My money would be on a discarded cigarette causing the Torch fire. There does seem to be a complete disregard for others amongst a significant minority of Dubai residents. Although the locals quite often get the blame, in my experience some of the nouveau riche expats can be far more ignorant.

22nd Feb 2015, 10:56
The ciggie butt problem is not limited to Dubai.

Walking along country roads here in Spain the verges are littered with fag-ends tossed out of car windows. And then they wonder why they have devastating forest fires each summer.....

22nd Feb 2015, 13:00
Aren't a lot of these new towers built around a main core that is of metal and concrete and then floors suspended from this load bearing column which allows all the cosmetic razzmatazz on the outside, much of which is as said above made of flammable material ?

The city of the future, a utopia of glimmering high risers has always seemed the dream of planners and architects, yet the inhabitants are as stupid, perhaps even more stupid than those who went before us. If it were me I'd probably not want to be living much above the 5th floor, at least then you'd have the chance to flee by foot. Unless the fire was on the 4th floor :(


22nd Feb 2015, 13:05
And 10 'guest workers' die in a fire in an illegal housing complex in Abu Dhabi ... The survivors will likely be deported (without back-pay) 'for knowing too much'.

PPRuNe Dispatcher
22nd Feb 2015, 18:09
The cruise ship "Star Princess" suffered a major balcony in 2006 which wasn't immediately detected. The ship's motion created a wind which blew the fire along many balconies.
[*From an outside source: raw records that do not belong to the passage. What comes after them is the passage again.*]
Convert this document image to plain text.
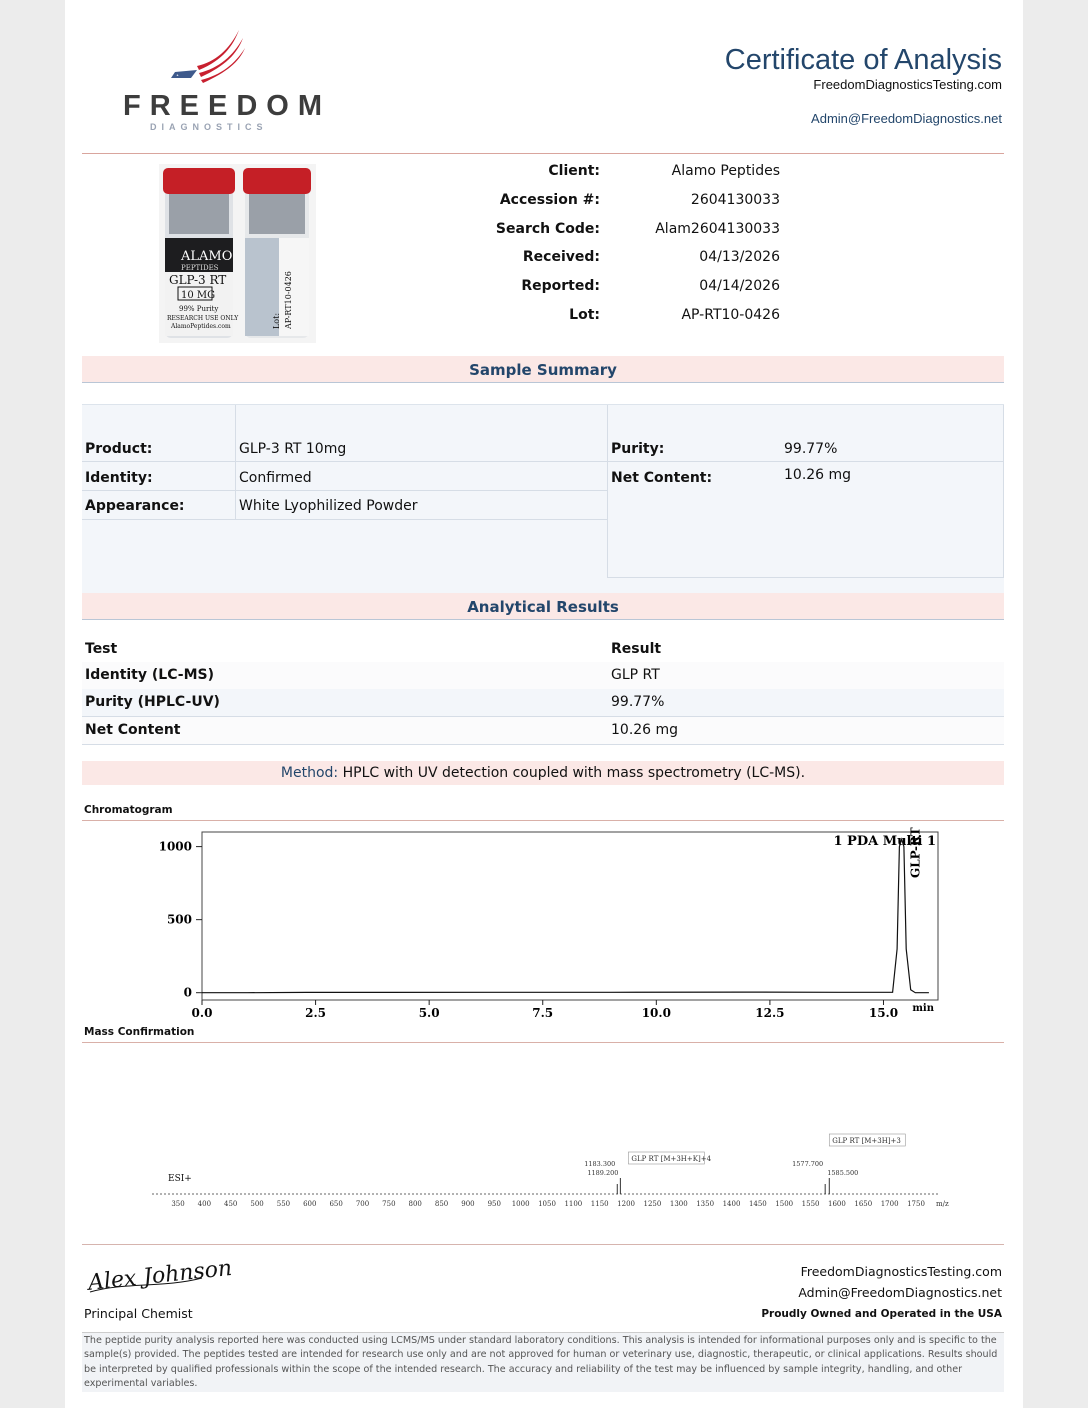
FREEDOM
DIAGNOSTICS
Certificate of Analysis
FreedomDiagnosticsTesting.com
Admin@FreedomDiagnostics.net
ALAMO
PEPTIDES
GLP-3 RT
10 MG
99% Purity
RESEARCH USE ONLY
AlamoPeptides.com	Lot: AP-RT10-0426
Client:	Alamo Peptides
Accession #:	2604130033
Search Code:	Alam2604130033
Received:	04/13/2026
Reported:	04/14/2026
Lot:	AP-RT10-0426
Sample Summary
Product:	GLP-3 RT 10mg
Identity:	Confirmed
Appearance:	White Lyophilized Powder
Purity:	99.77%
Net Content:	10.26 mg
Analytical Results
Test	Result
Identity (LC-MS)	GLP RT
Purity (HPLC-UV)	99.77%
Net Content	10.26 mg
Method: HPLC with UV detection coupled with mass spectrometry (LC-MS).
Chromatogram
0
500
1000
0.0	2.5	5.0	7.5	10.0	12.5	15.0 min
1 PDA Multi 1
GLP-RT
Mass Confirmation
350 400 450 500 550 600 650 700 750 800 850 900 950 1000 1050 1100 1150 1200 1250 1300 1350 1400 1450 1500 1550 1600 1650 1700 1750 m/z
ESI+
1183.300
1189.200
GLP RT [M+3H+K]+4
1577.700
1585.500
GLP RT [M+3H]+3
Alex Johnson
Principal Chemist
FreedomDiagnosticsTesting.com
Admin@FreedomDiagnostics.net
Proudly Owned and Operated in the USA
The peptide purity analysis reported here was conducted using LCMS/MS under standard laboratory conditions. This analysis is intended for informational purposes only and is specific to the sample(s) provided. The peptides tested are intended for research use only and are not approved for human or veterinary use, diagnostic, therapeutic, or clinical applications. Results should be interpreted by qualified professionals within the scope of the intended research. The accuracy and reliability of the test may be influenced by sample integrity, handling, and other experimental variables.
The cause was never positively identified but one strong possibility was a cigarette thrown from above set fire to a towel or other material left on a balcony.

The ship's sprinkler system worked well; although a number of cabins and balconies were destroyed, the fire did not penetrate through any balconies and into the passageway. Shortly after that fire, infrared fire detectors and sprinklers were installed on almost all cruise ship balconies. Many ships and some modern high-rise buildings now have a hi-fog extinguishing system; it would be interesting to know if the Torch Tower has a similar system.


23rd Feb 2015, 05:51
I also live at the other end of the Marina in JBR and over the past 6 months there have been several letters under the door from the management company warning people not to throw cigarette ends from the balconies but it still happens every day.

For the second time a building in Dubai has dodged a bullet, I fear next time we will not be so lucky.

23rd Feb 2015, 06:38
...letters under the door from the management company warning people not to throw cigarette ends from the balconies but it still happens every day.
what is it, then, obsessive-compulsive disorder? :confused:

Lon More
23rd Feb 2015, 06:58
if there is a fire I will be out of the building like a rat up a drainpipe

maybe like a rat down a drainpipe would be a better simile?

Drifting off thread; the terminal building at Zaventem caught fire shortly after being built in the 1950s. The tower controllers had to be rescued by helicopter because the emergency staircases were finished with wooden steps which had caught fire. It was rebuilt still with wooden stairs which were still there in the mid 1970s.